Why does the surface area of the hypersphere go to zero as the number of dimensions goes to infinity? Why does the surface area of the hypersphere go to zero as the number of dimensions goes to infinity?  Is there an intuitive reason?
 A: http://mathworld.wolfram.com/Hypersphere.html has a nice (short) discussion on this.
The gist of the idea is that the converting the term $\int_{-\infty}^\infty\int_{-\infty}^\infty...\int_{-\infty}^\infty e^{-(x_1^2+x_2^2+....x_n^2)}dx_1dx_2....dx_n$ to spherical coordinates gives $S_n\int_0^\infty e^{-r^2}r^{n-1}dr=\left( \int_{-\infty}^\infty e^{-x^2}dx \right)^n$. You may massage this until you find a gamma function in the denominator of the unit hypersphere area, which blows up as the number of dimensions goes to 0 or $\infty$.

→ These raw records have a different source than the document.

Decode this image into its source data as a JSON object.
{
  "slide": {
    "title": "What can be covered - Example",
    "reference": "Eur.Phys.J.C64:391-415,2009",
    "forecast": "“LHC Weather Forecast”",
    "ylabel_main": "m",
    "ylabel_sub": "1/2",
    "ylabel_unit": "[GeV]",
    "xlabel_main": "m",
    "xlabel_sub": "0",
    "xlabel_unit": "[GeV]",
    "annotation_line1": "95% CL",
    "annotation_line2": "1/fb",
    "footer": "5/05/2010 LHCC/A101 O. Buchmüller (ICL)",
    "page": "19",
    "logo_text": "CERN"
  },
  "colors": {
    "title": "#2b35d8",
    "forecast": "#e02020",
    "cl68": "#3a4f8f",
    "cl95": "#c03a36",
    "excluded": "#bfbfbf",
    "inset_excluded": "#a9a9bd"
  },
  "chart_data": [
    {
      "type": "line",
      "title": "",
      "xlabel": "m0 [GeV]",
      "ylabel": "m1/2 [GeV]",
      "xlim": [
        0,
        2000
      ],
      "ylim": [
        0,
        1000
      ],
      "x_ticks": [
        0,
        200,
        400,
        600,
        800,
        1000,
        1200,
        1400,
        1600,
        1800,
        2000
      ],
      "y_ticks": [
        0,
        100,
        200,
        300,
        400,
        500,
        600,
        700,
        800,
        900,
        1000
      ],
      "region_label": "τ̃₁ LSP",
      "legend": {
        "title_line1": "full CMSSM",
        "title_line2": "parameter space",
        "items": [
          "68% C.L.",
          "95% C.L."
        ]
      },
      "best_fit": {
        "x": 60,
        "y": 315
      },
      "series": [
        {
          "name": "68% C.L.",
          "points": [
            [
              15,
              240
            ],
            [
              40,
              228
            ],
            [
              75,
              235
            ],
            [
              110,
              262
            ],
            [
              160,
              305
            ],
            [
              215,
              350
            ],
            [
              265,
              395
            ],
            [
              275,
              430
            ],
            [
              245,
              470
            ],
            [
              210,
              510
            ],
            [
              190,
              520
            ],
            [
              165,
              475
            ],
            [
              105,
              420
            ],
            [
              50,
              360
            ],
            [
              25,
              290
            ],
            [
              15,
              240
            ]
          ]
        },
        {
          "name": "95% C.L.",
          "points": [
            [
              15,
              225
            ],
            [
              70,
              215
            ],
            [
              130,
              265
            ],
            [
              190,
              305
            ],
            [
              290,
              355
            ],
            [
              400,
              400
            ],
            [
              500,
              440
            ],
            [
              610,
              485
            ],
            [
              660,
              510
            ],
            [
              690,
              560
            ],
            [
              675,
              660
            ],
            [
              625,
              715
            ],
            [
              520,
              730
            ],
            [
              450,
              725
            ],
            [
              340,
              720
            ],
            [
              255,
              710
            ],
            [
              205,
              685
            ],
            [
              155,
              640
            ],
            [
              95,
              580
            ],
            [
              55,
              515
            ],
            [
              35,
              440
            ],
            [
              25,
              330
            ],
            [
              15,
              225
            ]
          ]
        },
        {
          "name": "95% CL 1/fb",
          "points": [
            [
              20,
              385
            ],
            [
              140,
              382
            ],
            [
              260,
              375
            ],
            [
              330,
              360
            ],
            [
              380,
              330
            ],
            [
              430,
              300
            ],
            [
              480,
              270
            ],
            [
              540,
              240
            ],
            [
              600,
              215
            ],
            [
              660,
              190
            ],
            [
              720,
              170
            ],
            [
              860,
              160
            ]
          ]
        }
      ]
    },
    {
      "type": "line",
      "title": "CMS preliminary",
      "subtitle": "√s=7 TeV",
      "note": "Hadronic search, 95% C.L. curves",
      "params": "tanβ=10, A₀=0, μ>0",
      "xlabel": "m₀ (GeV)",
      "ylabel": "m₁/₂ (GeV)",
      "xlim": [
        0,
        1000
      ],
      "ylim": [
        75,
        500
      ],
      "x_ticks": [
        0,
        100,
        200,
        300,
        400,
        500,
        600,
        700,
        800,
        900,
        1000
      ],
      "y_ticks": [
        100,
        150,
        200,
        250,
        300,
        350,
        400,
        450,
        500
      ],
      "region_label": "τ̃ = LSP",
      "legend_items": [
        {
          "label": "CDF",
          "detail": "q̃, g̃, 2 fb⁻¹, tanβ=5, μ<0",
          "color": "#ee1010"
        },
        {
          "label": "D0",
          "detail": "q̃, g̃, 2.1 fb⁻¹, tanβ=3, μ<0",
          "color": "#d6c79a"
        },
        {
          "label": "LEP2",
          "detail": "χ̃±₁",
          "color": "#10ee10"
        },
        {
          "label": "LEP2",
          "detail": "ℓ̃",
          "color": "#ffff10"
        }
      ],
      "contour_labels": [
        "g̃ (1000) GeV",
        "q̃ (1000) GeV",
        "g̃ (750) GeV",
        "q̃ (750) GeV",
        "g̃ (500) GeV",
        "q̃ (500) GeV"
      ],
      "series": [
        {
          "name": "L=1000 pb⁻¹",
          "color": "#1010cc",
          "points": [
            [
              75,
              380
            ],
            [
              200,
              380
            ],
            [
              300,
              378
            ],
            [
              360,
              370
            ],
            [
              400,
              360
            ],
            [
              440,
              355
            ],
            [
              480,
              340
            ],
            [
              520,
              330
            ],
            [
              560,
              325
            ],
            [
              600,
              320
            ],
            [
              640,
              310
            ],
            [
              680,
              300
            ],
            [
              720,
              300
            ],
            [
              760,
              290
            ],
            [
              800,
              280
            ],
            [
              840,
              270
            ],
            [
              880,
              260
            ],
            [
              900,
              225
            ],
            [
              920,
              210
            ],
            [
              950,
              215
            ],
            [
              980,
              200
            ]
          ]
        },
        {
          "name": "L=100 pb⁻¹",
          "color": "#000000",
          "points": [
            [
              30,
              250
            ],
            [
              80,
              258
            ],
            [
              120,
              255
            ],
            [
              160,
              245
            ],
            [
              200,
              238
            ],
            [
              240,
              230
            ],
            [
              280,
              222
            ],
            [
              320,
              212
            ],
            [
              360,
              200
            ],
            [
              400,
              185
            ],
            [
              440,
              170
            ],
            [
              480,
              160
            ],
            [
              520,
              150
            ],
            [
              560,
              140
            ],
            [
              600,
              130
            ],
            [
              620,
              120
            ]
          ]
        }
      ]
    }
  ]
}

As far as the $(n-1)$ surface area of an n-sphere, looking at the surface area in $1 \rightarrow 2\rightarrow 3$ dimensions is $2\rightarrow 2\pi \rightarrow 4\pi$. This is increasing, but slowing down as n increases (based on these three data points anyway), so it may not be too surprising that at some higher number of dimension, the surface area of the unit sphere eventually hits a max and begins to decrease thereafter (although you are now comparing regions of different dimensionality too....which is it's own field of study).
Specifically, surface area of the unit sphere in n dimensions goes as $\frac{2\pi^{n/2}}{\Gamma(\frac{n}{2})}$.